The DBCC attributed the increased deficit spending to the revised revenue and disbursement program.
Expected revenue collection for this year has been revised downward to P2.61 trillion or 13.6 percent, posting a P560.5-billion drop or 17.7 percent, compared with the P3.17-trillion program approved by the DBCC on March 27, 2020.
Disbursements for this year are estimated at P4.18 trillion (equivalent to 21.7 percent of GDP), slightly exceeding the program approved in March by P12 billion or 0.3 percent of GDP.
“The emerging disbursement program takes into account the releases for Covid-19 initiatives charged to savings coming from austerity measures, among others,” it said.
Deficit to GDP
Despite increased deficit spending, the national government’s deficit-to-GDP ratio will remain in the median of comparable countries in Southeast Asia and East Asia, among peers with similar credit ratings, and among other emerging market economies, DBCC said. This, as long as the ratio does not exceed 9 percent.
Below this threshold, the DBCC said the debt-to-GDP ratio will be around 50 percent, far lower than the most recent peak of 71.6 percent in 2004.

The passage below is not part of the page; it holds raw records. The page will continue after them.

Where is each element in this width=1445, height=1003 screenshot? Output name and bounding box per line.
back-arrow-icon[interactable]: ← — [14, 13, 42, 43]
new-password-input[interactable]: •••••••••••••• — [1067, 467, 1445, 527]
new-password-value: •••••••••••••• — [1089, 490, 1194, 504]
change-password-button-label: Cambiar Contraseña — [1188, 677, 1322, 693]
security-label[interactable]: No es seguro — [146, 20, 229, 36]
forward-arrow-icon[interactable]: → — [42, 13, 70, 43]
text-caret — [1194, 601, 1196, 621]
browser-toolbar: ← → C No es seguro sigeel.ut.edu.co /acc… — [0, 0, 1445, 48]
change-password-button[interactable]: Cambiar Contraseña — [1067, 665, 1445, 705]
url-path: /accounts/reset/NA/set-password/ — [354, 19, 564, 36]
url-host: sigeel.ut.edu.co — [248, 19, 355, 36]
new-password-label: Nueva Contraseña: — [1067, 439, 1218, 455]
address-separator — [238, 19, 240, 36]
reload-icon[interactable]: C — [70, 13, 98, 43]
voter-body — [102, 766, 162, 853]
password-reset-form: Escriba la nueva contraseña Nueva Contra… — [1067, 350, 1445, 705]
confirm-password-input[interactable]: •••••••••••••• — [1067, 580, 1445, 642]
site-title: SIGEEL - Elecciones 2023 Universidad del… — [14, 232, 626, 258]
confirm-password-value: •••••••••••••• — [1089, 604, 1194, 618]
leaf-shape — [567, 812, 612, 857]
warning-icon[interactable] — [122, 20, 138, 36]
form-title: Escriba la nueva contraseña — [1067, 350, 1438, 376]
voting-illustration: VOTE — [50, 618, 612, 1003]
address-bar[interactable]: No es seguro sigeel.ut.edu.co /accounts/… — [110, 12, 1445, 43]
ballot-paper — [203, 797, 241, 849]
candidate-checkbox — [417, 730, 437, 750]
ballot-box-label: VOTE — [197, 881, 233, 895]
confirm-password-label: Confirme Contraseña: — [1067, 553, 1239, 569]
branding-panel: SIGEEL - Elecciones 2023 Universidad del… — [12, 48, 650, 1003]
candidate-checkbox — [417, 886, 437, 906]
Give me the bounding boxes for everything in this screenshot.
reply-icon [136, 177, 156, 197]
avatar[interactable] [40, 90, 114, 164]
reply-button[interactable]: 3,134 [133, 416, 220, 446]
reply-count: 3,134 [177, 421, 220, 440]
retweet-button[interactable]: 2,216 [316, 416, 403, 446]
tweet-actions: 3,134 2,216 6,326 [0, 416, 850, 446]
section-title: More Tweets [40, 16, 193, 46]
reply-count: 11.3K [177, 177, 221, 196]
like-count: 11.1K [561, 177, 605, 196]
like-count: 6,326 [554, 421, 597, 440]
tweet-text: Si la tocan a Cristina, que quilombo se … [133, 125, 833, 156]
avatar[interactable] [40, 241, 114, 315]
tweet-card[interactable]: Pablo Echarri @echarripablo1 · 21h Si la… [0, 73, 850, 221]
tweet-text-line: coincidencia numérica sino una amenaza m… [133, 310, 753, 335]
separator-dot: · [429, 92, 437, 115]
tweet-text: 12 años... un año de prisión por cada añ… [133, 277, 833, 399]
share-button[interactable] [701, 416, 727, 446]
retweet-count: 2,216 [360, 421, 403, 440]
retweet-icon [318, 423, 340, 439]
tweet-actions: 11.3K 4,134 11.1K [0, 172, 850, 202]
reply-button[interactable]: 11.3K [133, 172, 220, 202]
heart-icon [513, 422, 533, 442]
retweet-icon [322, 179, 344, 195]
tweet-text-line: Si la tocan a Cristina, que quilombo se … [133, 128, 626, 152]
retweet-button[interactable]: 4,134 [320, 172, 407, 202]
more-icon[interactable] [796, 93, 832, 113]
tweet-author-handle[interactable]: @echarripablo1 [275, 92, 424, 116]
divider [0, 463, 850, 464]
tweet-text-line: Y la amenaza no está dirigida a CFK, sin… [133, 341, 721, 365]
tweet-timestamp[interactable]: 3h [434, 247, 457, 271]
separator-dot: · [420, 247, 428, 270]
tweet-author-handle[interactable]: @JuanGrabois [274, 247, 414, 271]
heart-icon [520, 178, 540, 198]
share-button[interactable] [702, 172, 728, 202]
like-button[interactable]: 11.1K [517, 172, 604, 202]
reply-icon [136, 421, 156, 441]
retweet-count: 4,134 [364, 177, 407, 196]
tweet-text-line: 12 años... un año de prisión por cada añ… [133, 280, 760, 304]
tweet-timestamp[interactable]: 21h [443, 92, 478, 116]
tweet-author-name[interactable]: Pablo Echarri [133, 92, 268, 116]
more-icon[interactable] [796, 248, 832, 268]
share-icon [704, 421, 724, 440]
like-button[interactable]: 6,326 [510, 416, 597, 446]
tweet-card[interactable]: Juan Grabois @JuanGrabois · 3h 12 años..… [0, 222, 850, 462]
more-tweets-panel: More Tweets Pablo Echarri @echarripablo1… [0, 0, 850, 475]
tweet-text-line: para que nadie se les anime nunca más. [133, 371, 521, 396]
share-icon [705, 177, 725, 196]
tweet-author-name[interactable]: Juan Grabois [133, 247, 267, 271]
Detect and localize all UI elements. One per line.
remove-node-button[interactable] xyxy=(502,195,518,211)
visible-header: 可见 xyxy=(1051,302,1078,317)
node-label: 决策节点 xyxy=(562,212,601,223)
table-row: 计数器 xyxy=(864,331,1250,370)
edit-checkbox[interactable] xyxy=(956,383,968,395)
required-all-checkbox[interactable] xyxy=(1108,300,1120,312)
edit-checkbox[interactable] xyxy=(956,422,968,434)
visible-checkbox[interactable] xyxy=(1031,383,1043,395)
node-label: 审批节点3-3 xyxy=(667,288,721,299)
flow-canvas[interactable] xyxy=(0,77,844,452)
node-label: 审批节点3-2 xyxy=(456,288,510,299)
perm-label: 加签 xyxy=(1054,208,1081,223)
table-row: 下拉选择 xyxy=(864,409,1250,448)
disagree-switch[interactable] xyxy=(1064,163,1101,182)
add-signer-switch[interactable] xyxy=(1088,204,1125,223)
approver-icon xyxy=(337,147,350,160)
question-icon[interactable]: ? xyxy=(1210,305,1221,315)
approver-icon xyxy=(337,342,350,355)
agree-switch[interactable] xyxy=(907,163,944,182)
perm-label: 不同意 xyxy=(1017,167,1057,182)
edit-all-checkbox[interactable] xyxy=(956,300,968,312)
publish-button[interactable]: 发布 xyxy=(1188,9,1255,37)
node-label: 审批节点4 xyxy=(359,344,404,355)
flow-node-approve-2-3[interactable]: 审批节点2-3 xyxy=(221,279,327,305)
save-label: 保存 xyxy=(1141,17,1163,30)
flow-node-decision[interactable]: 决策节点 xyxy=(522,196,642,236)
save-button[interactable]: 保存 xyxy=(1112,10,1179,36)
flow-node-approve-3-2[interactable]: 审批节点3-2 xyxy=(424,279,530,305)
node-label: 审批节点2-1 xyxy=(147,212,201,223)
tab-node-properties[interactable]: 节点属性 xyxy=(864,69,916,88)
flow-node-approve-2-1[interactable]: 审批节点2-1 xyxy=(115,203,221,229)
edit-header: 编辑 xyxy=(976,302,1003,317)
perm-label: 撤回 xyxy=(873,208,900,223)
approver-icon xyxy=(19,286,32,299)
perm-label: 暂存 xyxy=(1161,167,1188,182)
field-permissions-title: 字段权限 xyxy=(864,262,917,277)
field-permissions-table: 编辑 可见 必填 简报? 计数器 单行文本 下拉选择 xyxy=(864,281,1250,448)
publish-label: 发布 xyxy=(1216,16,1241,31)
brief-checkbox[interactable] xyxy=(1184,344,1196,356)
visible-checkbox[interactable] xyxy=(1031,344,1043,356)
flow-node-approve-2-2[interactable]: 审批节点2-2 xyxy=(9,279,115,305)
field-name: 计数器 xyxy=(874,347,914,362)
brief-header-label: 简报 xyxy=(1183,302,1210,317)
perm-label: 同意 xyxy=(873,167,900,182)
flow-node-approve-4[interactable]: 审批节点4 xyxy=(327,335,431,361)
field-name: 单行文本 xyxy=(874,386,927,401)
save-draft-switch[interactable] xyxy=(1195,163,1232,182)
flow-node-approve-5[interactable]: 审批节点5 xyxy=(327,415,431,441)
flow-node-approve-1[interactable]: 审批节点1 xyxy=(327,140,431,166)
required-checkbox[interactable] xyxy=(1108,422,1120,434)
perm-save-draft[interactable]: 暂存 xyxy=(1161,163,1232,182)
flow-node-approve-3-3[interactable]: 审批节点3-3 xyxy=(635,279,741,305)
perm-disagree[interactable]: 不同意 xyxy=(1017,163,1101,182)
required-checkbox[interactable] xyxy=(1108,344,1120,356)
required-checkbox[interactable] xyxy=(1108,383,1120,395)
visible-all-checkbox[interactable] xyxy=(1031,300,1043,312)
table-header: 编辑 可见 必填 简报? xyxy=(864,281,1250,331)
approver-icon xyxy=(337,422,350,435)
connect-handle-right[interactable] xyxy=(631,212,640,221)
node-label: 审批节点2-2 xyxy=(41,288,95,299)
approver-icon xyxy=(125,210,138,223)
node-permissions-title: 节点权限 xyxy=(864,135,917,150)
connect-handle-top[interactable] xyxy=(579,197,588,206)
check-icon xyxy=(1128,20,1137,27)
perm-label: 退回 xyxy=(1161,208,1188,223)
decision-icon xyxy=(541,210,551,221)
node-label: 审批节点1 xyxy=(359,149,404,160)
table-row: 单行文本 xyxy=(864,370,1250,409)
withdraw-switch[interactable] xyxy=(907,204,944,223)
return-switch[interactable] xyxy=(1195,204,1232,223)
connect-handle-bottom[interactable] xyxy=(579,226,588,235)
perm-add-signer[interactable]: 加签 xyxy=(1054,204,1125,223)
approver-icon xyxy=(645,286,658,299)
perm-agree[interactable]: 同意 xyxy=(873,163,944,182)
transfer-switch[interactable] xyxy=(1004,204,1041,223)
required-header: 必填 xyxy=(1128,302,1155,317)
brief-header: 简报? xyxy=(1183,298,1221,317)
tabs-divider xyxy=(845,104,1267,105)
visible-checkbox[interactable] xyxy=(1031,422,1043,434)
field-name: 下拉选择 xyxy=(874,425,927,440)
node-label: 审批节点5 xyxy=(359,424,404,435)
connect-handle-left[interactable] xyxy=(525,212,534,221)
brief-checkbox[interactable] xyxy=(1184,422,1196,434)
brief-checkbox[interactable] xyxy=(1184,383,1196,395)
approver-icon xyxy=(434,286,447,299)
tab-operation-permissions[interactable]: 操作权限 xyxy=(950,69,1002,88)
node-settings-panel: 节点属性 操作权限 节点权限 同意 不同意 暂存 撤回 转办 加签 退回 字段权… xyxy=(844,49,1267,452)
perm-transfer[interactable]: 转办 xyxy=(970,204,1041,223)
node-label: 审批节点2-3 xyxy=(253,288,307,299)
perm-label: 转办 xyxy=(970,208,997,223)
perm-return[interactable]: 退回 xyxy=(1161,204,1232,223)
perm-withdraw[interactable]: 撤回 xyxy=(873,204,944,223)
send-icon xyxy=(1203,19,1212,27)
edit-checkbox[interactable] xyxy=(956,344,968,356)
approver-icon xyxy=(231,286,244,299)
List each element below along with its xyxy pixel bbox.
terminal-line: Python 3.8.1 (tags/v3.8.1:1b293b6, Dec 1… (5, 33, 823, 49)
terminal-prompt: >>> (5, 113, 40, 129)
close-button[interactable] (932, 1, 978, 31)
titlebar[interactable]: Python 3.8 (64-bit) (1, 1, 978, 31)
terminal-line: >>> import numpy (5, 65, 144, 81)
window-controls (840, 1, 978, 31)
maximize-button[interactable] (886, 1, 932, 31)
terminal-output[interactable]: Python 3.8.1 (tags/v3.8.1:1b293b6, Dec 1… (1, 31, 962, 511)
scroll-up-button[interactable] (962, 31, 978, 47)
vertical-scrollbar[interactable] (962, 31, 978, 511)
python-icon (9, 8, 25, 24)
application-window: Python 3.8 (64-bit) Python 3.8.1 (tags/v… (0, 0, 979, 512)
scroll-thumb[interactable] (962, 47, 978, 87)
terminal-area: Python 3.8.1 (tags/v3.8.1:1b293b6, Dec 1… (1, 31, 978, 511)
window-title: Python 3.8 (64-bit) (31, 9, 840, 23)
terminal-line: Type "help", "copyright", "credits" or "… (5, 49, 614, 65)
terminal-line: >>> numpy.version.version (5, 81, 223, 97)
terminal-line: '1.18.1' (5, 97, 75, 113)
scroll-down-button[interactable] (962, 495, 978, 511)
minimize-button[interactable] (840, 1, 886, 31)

Aside from these, the DBCC also approved a lower 2021 cash budget to P4.18 trillion or 19.6 percent of GDP. This is around P460 billion less when compared to the earlier projection of P4.64 trillion in December 2019 following the reduction in revenue estimates for 2021.
However, this is still slightly higher than the P4.10-trillion cash budget this year.
“The DBCC noted that the Philippines has strong economic fundamentals and sound fiscal health. At the same time, the DBCC reiterated its commitment to work with the whole of government in responding to challenges brought about by Covid-19 while helping drive a rapid economic recovery for the country,” it added.